The Art of Life: A Review of Seth Godin’s The Icarus Deception
The Icarus Deception is yet another inspirational, informative, and dazzling Seth Godin manifesto and self-help book. As in many of his previous books, Godin delights with insights on how to succeed in business (“…our success turns not on being the low-price leader but on being the high-trust leader.”), while self-actualizing and maximizing your potential and happiness in all areas of life.
The essence of Godin’s multi-layered thesis is that life is an art form and everyone is an artist. “Art is not a gene or a specific talent,” says Godin. “Art is an attitude.” We’re not all painters or musicians or graphic designers, but we should all use our tools and skills to be artists. By that, Godin means we should strive to be the best we can be at what we do and who we are: “Your work is your art (and vice versa).”
Whether we tend bar, fix cars, build houses, or run a day care center—no matter what we do—we should do it better and care more about it, and others, than anyone else. When we do, we benefit both ourselves and those who experience our artistic work, because people crave connections with people who care. “We embrace the humanity in those around us, particularly as the rest of the world appears to become less human and more cold. Who will you miss? That is who you are listening to.”

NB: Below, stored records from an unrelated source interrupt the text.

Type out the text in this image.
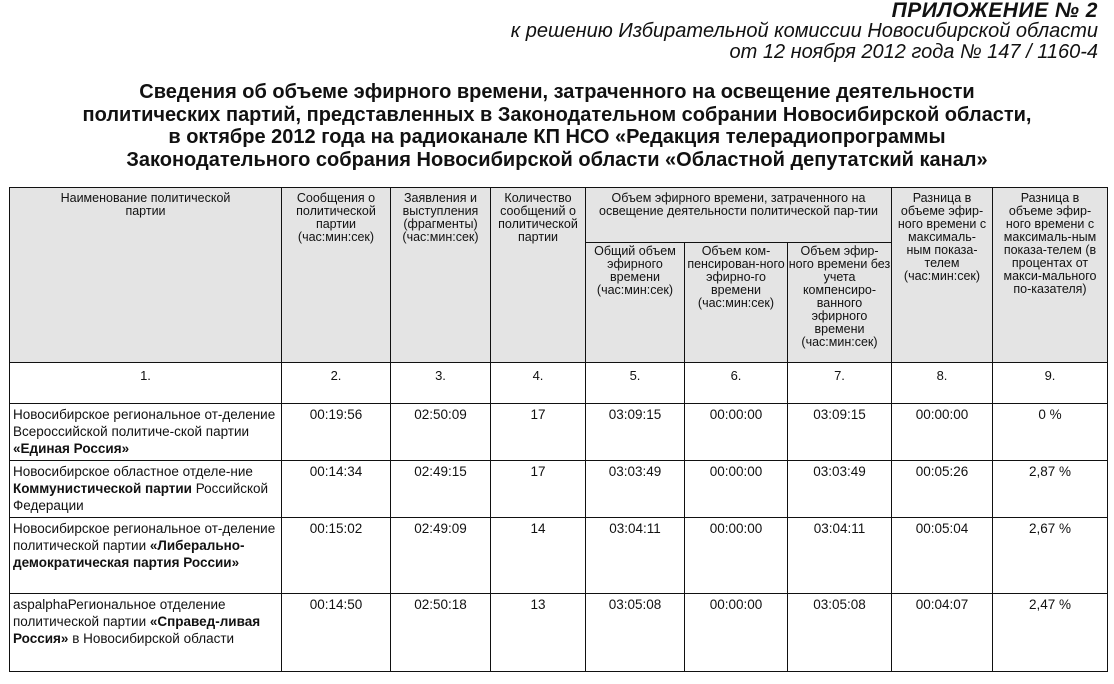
ПРИЛОЖЕНИЕ № 2
к решению Избирательной комиссии Новосибирской области
от 12 ноября 2012 года № 147 / 1160-4
Сведения об объеме эфирного времени, затраченного на освещение деятельности
политических партий, представленных в Законодательном собрании Новосибирской области,
в октябре 2012 года на радиоканале КП НСО «Редакция телерадиопрограммы
Законодательного собрания Новосибирской области «Областной депутатский канал»
Наименование политической партии	Сообщения о политической партии (час:мин:сек)	Заявления и выступления (фрагменты) (час:мин:сек)	Количество сообщений о политической партии	Объем эфирного времени, затраченного на освещение деятельности политической пар-тии			Разница в объеме эфир-ного времени с максималь-ным показа-телем (час:мин:сек)	Разница в объеме эфир-ного времени с максималь-ным показа-телем (в процентах от макси-мального по-казателя)
				Общий объем эфирного времени (час:мин:сек)	Объем ком-пенсирован-ного эфирно-го времени (час:мин:сек)	Объем эфир-ного времени без учета компенсиро-ванного эфирного времени (час:мин:сек)		
1.	2.	3.	4.	5.	6.	7.	8.	9.
Новосибирское региональное от-деление Всероссийской политиче-ской партии «Единая Россия»	00:19:56	02:50:09	17	03:09:15	00:00:00	03:09:15	00:00:00	0 %
Новосибирское областное отделе-ние Коммунистической партии Российской Федерации	00:14:34	02:49:15	17	03:03:49	00:00:00	03:03:49	00:05:26	2,87 %
Новосибирское региональное от-деление политической партии «Либерально-демократическая партия России»	00:15:02	02:49:09	14	03:04:11	00:00:00	03:04:11	00:05:04	2,67 %
aspalphaРегиональное отделение политической партии «Справед-ливая Россия» в Новосибирской области	00:14:50	02:50:18	13	03:05:08	00:00:00	03:05:08	00:04:07	2,47 %
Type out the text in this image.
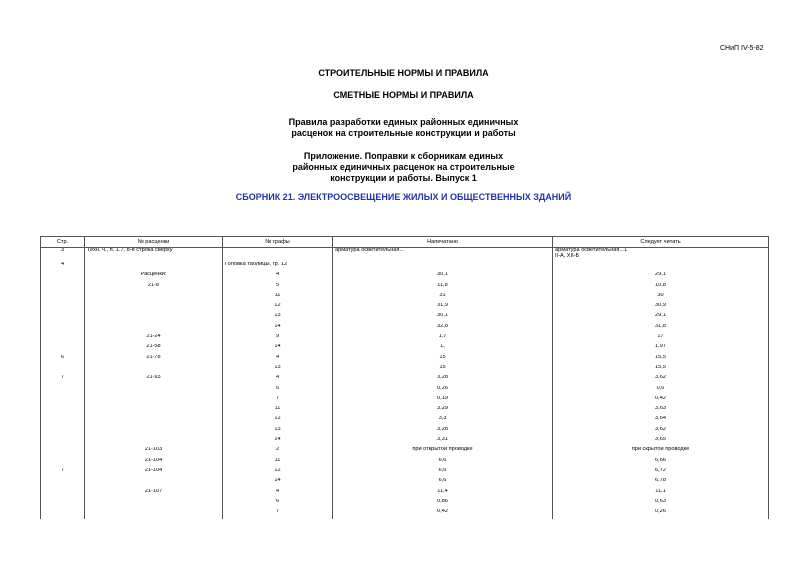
СНиП IV-5-82
СТРОИТЕЛЬНЫЕ НОРМЫ И ПРАВИЛА
СМЕТНЫЕ НОРМЫ И ПРАВИЛА
Правила разработки единых районных единичных
расценок на строительные конструкции и работы
Приложение. Поправки к сборникам единых
районных единичных расценок на строительные
конструкции и работы. Выпуск 1
СБОРНИК 21. ЭЛЕКТРООСВЕЩЕНИЕ ЖИЛЫХ И ОБЩЕСТВЕННЫХ ЗДАНИЙ
Стр.	№ расценки	№ графы	Напечатано	Следует читать
3	Техн. ч., п. 1.7, 8-я строка сверху		арматура осветительная...	арматура осветительная...1
II-А, XII-Б

4		Головка таблицы, гр. 12		
	Расценки:	4	30,1	29,1
	21-8	5	11,8	10,8
		11	31	30
		12	31,9	30,9
		13	30,1	29,1
		14	32,8	31,8
	21-24	9	1,7	17
	21-58	14	1,	1,97
6	21-78	4	15	15,5
		13	15	15,5
7	21-93	4	3,28	3,62
		6	0,26	0,6
		7	0,19	0,42
		11	3,29	3,63
		12	3,3	3,64
		13	3,28	3,62
		14	3,31	3,65
	21-103	2	при открытой проводке	при скрытой проводке
	21-104	11	6,6	6,66
7	21-104	12	6,6	6,72
		14	6,6	6,78
	21-107	4	11,4	11,1
		6	0,86	0,63
		7	0,42	0,26
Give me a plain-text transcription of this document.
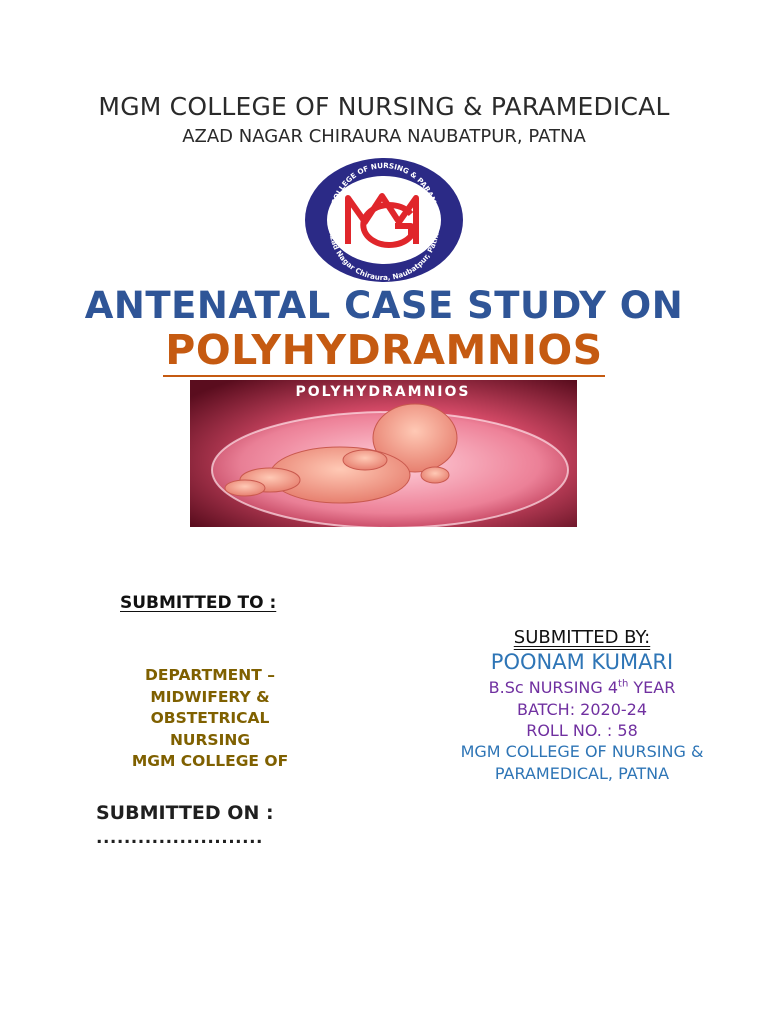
MGM COLLEGE OF NURSING & PARAMEDICAL
AZAD NAGAR CHIRAURA NAUBATPUR, PATNA
.M COLLEGE OF NURSING & PARAMEDI
Azad Nagar Chiraura, Naubatpur, Patna
ANTENATAL CASE STUDY ON
POLYHYDRAMNIOS
POLYHYDRAMNIOS
SUBMITTED TO :
DEPARTMENT –
MIDWIFERY &
OBSTETRICAL
NURSING
MGM COLLEGE OF
SUBMITTED ON :
........................
SUBMITTED BY:
POONAM KUMARI
B.Sc NURSING 4th YEAR
BATCH: 2020-24
ROLL NO. : 58
MGM COLLEGE OF NURSING &
PARAMEDICAL, PATNA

These aren’t new ideas, necessarily. Godin’s influences and references run far and wide—from Zen, sociology, psychology, and philosophy; from Plato (the implied Platonic ideal) to Jobs (the meshing of art and technology), and Emerson (self-reliance and Transcendentalism) to Pirsig (the motorcycle we maintain is ourselves).
Yet, Godin’s metonymic intellect strides from one synthetic adage and observation to another with the grace and fluidity of a racehorse. His style is both muscular and light, alternating from an almost pugnacious tone that challenges and dares the reader to a sweet and encouraging grandfatherly voice that loves his family—his tribe—and wants only the best for them. I always feel like I’m on a rollercoaster reading his books: they’re a fun, crazy, fast, exhilarating, and not a little bit daunting ride.
As we know, Icarus flew too high and died, but what many don’t know about the story—because of the deception forwarded and publicized by the industrial, corporate, conformity machine that repressed the rest of the story—is that if he had flown too low, he’d have crashed into the ocean and drowned. So the allegorical moral to the story is that we should, indeed, fly as high as we possibly can, just short of flaming out.
So how does one achieve greatness while minimizing the risks of utter failure? By creating art. Always be creating. And always be creating relationships through your art. “Art is the unique work of a human being, work that touches another.” True quality is customer/client/friend/acquaintance aware, driven, and accomplished because “people want your humanity, not your discounts.” If you make cabinets, make cabinets people will be amazed by. If you treat patients, treat every patient as you would your own child. If you clean carpets, clean them as if your own baby will be crawling on them. “When we treat the people around us with dignity, we create an entirely different platform for the words we utter and the plans we make.”
Clearly at the heart of Godin’s books is his enormous heart. One of today’s greatest shining lights, he inspires, he instructs, he pats you on the back—saying, “You can do it!”—and kicks you in the ass—saying, “What are you waiting for?”
Ultimately, Godin professes tough love for all and antipathy for those grounded in apathy. “We embrace the humanity in those around us, particularly as the rest of the world appears to become less human and more cold. Who will you miss? That is who you are listening to.”